The United States Department of Agriculture (USDA) regulates organic products through the National Organic Program. All products with the organic seal must contain at least 95 percent organic ingredients. According to the USDA, products considered organic must not be produced with, “synthetic fertilizers, sewage sludge, irradiation, and genetic engineering.” Remember, just because a product says it is organic, it doesn’t necessarily mean it is better for you. Read the nutrition facts panel for details about the nutritional content of the product.
Bottom line: If you’re concerned about natural ingredients, use of hormones, genetic engineering, or use of synthetic fertilizers then this seal provides an important guide for your food purchases.
This tricky word has made its way to hundreds of food packages on store shelves today. Unfortunately, there isn’t a definition for the term natural unless it’s a meat, poultry, or egg product. The USDA has defined the term natural on these products as being minimally processed and without artificial ingredients. However, if the product doesn’t contain meat or eggs then the term natural remains undefined. The FDA website says:
“From a food science perspective, it is difficult to define a food product that is ‘natural’ because the food has probably been processed and is no longer the product of the earth. That said, FDA has not developed a definition for use of the term natural or its derivatives. However, the agency has not objected to the use of the term if the food does not contain added color, artificial flavors, or synthetic substances.”

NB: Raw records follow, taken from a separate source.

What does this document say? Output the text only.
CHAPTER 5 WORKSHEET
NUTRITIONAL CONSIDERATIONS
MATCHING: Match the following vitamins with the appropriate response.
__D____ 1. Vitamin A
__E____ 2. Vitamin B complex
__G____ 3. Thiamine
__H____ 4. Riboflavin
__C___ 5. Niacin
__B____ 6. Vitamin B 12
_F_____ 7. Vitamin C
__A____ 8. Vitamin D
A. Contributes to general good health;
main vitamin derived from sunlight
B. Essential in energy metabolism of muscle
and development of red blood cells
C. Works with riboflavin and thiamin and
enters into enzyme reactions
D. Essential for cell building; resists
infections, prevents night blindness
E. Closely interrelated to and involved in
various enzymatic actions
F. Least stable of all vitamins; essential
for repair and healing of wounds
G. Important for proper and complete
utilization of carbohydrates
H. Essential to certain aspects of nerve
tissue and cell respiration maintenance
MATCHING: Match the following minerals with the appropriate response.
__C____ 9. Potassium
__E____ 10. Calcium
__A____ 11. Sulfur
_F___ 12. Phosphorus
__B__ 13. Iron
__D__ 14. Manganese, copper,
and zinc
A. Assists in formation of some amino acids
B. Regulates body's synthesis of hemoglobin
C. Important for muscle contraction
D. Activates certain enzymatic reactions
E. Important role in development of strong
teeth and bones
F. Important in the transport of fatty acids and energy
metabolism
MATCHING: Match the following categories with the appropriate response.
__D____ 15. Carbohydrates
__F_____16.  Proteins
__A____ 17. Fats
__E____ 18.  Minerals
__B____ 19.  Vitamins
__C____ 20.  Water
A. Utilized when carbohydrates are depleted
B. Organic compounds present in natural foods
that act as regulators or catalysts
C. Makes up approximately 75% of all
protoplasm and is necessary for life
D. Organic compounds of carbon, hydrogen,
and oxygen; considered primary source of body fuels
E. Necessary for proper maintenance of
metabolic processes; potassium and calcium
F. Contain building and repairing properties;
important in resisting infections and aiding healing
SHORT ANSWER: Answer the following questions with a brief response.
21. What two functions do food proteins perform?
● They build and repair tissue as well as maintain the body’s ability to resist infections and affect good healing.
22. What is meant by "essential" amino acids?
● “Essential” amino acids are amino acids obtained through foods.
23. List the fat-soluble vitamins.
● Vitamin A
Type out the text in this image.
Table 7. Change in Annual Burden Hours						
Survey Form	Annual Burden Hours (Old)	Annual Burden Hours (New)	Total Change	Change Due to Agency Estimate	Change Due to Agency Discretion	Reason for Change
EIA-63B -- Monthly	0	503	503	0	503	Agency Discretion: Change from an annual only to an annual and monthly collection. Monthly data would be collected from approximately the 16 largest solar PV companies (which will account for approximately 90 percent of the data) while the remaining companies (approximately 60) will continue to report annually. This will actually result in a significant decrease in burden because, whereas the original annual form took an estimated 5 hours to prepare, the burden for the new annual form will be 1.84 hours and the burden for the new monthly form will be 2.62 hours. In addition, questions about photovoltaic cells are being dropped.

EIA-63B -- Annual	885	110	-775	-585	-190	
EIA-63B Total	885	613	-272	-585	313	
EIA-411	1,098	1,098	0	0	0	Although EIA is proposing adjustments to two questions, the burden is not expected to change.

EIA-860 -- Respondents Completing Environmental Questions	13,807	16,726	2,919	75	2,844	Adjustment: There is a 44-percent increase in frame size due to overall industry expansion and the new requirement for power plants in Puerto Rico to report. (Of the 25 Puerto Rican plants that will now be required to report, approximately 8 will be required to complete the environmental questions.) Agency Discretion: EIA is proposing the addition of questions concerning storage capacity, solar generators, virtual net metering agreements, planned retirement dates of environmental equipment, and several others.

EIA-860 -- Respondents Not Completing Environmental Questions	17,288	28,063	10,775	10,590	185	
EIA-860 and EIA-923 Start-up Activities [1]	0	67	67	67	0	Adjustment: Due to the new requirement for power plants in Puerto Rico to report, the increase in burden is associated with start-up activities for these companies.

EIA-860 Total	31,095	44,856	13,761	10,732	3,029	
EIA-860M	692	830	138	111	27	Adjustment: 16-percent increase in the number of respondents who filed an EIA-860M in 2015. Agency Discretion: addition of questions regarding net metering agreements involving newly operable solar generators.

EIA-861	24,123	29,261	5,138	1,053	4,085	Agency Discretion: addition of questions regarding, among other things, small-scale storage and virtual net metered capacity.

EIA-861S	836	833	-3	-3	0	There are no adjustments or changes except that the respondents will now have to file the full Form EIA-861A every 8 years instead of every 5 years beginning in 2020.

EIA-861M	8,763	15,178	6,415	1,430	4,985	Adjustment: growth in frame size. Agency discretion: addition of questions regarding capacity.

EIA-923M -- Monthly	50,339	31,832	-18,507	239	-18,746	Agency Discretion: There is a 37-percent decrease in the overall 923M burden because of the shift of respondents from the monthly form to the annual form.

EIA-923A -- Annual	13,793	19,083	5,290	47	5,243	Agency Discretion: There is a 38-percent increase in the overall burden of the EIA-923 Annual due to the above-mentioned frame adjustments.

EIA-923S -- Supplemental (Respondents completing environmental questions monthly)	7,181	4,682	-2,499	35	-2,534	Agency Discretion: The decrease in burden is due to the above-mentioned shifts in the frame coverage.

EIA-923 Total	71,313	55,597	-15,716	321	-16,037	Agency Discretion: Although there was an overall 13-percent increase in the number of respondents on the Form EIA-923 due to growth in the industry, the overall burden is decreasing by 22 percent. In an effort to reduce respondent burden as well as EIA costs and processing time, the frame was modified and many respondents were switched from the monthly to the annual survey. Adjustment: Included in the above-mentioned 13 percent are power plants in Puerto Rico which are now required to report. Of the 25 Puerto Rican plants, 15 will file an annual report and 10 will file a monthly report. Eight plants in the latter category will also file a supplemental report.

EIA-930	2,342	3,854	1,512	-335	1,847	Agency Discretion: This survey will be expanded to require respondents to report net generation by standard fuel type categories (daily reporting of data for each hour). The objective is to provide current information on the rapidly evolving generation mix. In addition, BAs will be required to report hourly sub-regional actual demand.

This description leaves lots of room for interpretation by food manufacturers. And considering that the term natural often comes with a “health halo” effect, the word can be used as a powerful marketing tool.
Bottom line: Don’t let the term “natural” influence your purchases. Instead read the ingredient list for a clearer picture of what’s really in the product. If you’re concerned about natural ingredients in what you’re buying then you’re probably better off to choose organic over foods labeled as “natural.”
Low-Fat and Fat-Free:
Both terms are regulated by the Food and Drug Administration (FDA). Any product with low-fat on the label must have 3 grams of fat or less per serving. Fat-free products may have no more than 0.5 grams of fat per serving. These labels are straight-forward and simple.
Bottom line: The terms are regulated and clearly defined making them a trust-worthy source of information on the food label.
No Sugar Added and Sugar Free:
When a product is labeled as sugar-free, it must have 0.5 grams of sugar or less per serving. No sugar added, however, is different. The FDA defines the term “no sugar added” as having no sugars added during processing of the product. A common example is juice products. Many 100 percent juice products will have the “no sugar added” phrase to indicate that the juice wasn’t sweetened during processing.
Bottom line: Both labels are clearly defined, but continue to check the ingredient list for additional details especially if you’re limiting sugar substitutes like sucralose or aspartame.
Zero Grams Trans Fat:
This label has garnered attention lately with the FDA proposing a ban on partially hydrogenated oils in all products. Currently, the label ‘zero grams of trans fat’ can be displayed on a product if it contains less than 0.5 grams of trans fat per serving. This is confusing for many who are trying to avoid trans fat completely since you can eat a product that displays ‘zero grams of trans fat’ on the label, but still has small amounts of the unhealthy fat.
Bottom line: Keep an eye out for the official ruling from the FDA on the ban of trans fat, but until then, check the ingredient list and avoid products with partially hydrogenated oils.